语气懒洋洋的,眼神也不知看在哪儿。反正让人一看……就想打他一顿。
刘东家怒了,操起边的扫帚就拍了过来。
刘竹才也不躲,任由他打,还道:“我知道你早就想打我了。尽管多用点劲,拍蚊子呢。”
小叶氏气得不行。
刚才看刘东家是个讲理的人,她也不是非要孩子道歉。只要保证以后不打她儿子就行。
可是这孩子回来之后,一点儿不觉得自己有错。更别提认错了。刘东家打他,他根本就不痛不痒嘛。
换句话说,刘东家压根就没想下狠手。
本来想要息事宁人的小叶氏,这会儿却不想轻轻放过。
如果找了刘竹才的爹还不能管教他,岂不是柳子连以后还会挨打?
那怎么行?
一来,小叶氏怕孩子不懂事,动起手来没轻没重。真把人打坏了治不好的话,那可就是一辈子的事。二来,她好不容易说服了陈长福送孩子进学堂,昨天柳子连竟然哭着跟他说以后不来了。
这明明就是被人打怕了嘛!
她今日再三保证说不会再挨打,才把哭哭啼啼的儿子送了进去。
要是再打两回,柳子连死活不看肯去……那她这些日子,岂不是白白算计?
还因为这个跟人打了几场,现在村里人说她什么的都有。有人说她可怜,更多的人说她心思深。如果孩子不再读书,她也太亏了。
所以,无论如何,都得把刘竹才给治住了!
小叶氏的眼泪顿时就落了下来,哭着道:“刘东家,我也不是想让你教训儿子,实在是没办法。子连他本来挺期待读书的,昨晚跟我回去竟然他说他不想来了!我可交了半年的束脩,夫子又不给退,这以后可怎么办呐?”
那边的刘东家看到一身反骨的儿子,手中的力道越来越重。扫帚底下是竹梢编的,打起人来挺痛。但不会伤了骨,可扫帚把是快有手腕粗的竹子做的,泥地不好扫,得费很大的劲。为妨扫帚把断掉,都是挑的那种最硬的竹子。
刘东家手发了狠,就用扫帚把打人。
秀美妇人却是进了后院,从头到尾都没出来。
而挨打的刘竹才一开始还嘲讽几句,渐渐地就一声不吭,死死咬着牙关,额头渐渐沁出汗珠来。
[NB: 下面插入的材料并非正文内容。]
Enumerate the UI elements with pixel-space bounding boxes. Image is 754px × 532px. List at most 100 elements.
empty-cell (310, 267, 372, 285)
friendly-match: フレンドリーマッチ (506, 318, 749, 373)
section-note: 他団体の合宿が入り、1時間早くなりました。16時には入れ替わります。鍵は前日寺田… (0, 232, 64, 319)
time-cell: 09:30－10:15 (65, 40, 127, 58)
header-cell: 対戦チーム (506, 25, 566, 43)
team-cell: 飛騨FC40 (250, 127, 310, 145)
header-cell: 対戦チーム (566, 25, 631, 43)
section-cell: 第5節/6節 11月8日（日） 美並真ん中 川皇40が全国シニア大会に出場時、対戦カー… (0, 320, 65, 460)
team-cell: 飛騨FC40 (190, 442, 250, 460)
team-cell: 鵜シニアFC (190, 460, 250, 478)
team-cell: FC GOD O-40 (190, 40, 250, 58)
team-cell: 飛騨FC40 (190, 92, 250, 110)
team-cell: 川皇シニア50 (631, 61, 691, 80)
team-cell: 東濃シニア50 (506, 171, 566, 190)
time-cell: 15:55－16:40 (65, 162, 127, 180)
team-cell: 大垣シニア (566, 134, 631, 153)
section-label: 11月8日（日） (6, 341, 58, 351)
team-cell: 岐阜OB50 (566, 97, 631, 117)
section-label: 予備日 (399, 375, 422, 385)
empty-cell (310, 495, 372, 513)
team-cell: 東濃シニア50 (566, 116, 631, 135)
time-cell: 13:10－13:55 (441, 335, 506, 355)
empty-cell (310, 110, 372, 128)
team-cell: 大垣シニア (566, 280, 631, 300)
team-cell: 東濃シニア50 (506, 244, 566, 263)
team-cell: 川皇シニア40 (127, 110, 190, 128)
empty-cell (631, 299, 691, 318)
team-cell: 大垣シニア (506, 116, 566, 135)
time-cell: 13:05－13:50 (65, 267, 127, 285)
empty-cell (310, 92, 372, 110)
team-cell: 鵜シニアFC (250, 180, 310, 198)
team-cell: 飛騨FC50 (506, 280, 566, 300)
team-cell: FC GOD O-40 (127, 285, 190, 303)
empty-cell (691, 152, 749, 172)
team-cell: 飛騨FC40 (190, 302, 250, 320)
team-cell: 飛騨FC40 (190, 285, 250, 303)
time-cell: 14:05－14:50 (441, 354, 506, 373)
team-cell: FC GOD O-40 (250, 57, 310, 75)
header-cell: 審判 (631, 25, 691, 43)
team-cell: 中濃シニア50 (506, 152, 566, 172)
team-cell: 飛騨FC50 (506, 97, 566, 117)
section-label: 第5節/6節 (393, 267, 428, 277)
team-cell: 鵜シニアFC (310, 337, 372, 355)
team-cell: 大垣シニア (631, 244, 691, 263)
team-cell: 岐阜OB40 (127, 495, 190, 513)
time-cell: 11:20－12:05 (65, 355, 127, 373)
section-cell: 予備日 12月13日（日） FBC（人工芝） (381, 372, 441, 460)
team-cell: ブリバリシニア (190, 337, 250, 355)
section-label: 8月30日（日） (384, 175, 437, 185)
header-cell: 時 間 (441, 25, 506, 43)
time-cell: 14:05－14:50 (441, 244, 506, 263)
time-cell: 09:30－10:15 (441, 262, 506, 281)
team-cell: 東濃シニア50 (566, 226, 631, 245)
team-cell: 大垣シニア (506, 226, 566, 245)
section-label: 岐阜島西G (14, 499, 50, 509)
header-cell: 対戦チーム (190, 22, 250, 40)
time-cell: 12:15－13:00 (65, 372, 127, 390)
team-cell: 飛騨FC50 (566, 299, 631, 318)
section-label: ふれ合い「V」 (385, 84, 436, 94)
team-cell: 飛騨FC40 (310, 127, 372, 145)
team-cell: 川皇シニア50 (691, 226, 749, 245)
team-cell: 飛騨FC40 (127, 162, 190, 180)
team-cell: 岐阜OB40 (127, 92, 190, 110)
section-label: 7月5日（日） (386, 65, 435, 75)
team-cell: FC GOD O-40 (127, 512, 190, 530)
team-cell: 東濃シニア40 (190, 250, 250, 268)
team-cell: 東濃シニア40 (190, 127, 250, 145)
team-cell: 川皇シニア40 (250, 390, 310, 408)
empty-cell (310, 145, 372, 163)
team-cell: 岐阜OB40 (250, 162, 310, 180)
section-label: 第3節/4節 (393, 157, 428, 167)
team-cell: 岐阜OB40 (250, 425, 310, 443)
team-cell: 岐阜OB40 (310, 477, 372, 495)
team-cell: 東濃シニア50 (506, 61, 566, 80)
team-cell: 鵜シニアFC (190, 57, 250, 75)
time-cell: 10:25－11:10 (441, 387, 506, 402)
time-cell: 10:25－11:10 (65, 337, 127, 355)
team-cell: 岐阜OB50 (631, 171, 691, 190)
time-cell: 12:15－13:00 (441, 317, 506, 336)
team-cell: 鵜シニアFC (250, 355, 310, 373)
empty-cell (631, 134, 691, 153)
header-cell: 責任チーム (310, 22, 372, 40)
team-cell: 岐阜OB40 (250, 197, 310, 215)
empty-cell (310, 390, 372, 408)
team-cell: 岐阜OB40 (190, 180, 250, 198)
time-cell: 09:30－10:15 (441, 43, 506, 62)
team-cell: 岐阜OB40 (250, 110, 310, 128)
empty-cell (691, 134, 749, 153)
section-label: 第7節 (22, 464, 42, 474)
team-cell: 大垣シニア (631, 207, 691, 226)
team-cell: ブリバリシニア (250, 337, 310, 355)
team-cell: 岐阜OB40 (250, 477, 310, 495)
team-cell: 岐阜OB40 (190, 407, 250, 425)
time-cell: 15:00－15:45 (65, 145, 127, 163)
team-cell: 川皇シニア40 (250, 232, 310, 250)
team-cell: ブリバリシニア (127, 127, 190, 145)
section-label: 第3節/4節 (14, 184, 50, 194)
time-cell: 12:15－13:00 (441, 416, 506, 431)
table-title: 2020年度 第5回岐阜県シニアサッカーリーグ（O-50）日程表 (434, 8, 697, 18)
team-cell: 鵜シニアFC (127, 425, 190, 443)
楚云梨本来不打算管,但她昨夜隐约猜到了刘竹才欺负柳子连的缘由。说起来,这也是个可怜孩子,没有被正确的引导,说不坏。
“刘东家,还请容我说一句。”
刘东家打的手臂都酸了,眼见儿子还是不肯求饶,愈发觉得他反骨难以管教,心里渐渐地失望。但儿子再不成器,那也是亲的,他怕打出个好歹,听到了楚云梨的话,借此收手,喘息了几口气后,嘴却不饶人:“你都十三了,还这么不懂事。老子一会儿再跟你算账。”
对儿子冷冷的目光,刘东家愈发生气。
当着人前,他忍了忍气,看向今日的大买主楚云梨:“小嫂子有话直说。”
楚云梨靠在柜台:“其实呢,我也听说了你儿子喜欢欺负人的话。还就指着那几个孩子欺负……”
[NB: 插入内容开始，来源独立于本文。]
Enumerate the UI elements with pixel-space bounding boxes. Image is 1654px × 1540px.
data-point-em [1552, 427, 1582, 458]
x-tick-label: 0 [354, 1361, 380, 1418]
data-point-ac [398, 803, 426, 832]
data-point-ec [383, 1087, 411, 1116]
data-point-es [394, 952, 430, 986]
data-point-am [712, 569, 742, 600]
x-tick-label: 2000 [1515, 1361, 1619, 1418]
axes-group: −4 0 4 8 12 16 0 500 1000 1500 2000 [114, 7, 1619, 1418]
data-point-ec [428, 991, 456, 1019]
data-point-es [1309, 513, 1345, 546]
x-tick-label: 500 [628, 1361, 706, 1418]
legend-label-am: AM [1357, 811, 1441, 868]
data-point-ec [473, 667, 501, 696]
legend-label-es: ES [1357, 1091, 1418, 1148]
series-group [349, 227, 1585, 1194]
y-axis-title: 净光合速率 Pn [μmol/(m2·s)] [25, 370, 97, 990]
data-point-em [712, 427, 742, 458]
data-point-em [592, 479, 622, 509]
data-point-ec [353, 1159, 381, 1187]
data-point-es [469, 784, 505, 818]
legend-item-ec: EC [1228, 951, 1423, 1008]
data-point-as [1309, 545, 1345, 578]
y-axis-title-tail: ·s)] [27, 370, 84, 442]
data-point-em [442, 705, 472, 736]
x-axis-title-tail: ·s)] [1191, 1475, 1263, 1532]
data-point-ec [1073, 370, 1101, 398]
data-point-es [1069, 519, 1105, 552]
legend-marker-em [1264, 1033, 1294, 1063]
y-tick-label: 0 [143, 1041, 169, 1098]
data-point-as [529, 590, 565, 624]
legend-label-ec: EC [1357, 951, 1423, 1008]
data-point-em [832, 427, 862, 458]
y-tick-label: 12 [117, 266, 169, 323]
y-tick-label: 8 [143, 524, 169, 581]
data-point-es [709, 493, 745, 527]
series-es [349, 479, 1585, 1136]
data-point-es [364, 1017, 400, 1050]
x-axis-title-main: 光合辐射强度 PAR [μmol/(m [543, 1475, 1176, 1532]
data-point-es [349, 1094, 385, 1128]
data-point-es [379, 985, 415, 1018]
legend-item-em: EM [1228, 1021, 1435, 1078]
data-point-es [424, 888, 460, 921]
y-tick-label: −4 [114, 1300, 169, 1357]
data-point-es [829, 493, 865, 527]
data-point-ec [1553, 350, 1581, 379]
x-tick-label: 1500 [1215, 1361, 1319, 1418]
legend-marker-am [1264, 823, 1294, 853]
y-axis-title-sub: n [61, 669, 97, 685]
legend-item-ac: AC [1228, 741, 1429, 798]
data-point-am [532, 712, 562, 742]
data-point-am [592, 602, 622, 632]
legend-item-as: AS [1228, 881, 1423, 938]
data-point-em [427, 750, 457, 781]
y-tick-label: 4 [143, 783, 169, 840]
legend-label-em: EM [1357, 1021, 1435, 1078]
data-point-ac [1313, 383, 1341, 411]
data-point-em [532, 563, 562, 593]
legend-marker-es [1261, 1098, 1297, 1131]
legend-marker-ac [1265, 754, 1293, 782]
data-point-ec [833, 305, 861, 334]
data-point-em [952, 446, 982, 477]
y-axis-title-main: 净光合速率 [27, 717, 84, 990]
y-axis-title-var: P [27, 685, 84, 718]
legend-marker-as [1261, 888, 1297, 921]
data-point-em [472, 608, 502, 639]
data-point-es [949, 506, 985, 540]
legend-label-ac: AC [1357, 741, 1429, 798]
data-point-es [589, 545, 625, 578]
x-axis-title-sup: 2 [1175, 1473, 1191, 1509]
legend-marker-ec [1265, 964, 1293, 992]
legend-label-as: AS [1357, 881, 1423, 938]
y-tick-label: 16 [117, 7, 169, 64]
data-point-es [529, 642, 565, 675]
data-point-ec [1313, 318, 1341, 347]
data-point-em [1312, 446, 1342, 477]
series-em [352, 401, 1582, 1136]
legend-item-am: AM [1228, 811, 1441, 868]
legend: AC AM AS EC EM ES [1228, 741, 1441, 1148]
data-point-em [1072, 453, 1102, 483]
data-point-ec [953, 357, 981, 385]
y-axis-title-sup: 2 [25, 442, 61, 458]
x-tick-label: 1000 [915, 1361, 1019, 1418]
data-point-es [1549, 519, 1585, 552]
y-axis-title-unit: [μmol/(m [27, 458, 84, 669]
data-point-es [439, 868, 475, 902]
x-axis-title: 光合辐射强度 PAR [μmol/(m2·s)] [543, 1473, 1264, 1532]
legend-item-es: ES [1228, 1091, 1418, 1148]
刘东家只觉得无颜见人,摆摆手道:“还是不听话,让你见笑了。”
那边的刘竹才擦了一把汗,瞄了一眼楚云梨,冷哼一声。
哼得刘东家又想动手,楚云梨急忙按住他的手臂:“我话还没说完呢。”
刘东家瞪了一眼儿子,这才继续听。
楚云梨摇摇头:“我还听说,你儿子不止喜欢打人,他还喜欢帮人。那种被家里虐待的孩子和家中难得吃不饭的孩子,他都帮过。”
刘东家冷哼一声:“他能耐得很,我没给他苦日子吃。他倒好,拿着家里的粮食送人。饿他几顿,他就知道好歹了……”
“话不能这么说。”楚云梨不赞同道:“这孩子生下来,他什么都不懂。天生就坏的孩子我不敢说一定没有。但您认为自己儿子天生就坏吗?”
刘东家再恨铁不成钢,也不认为儿子真就无可救药。小时候的儿子,还是很乖巧听话的。
楚云梨语气意味深长:“所以,他无论是打人还是帮人,肯定都是有缘由的。刘东家不妨细细打听一下?”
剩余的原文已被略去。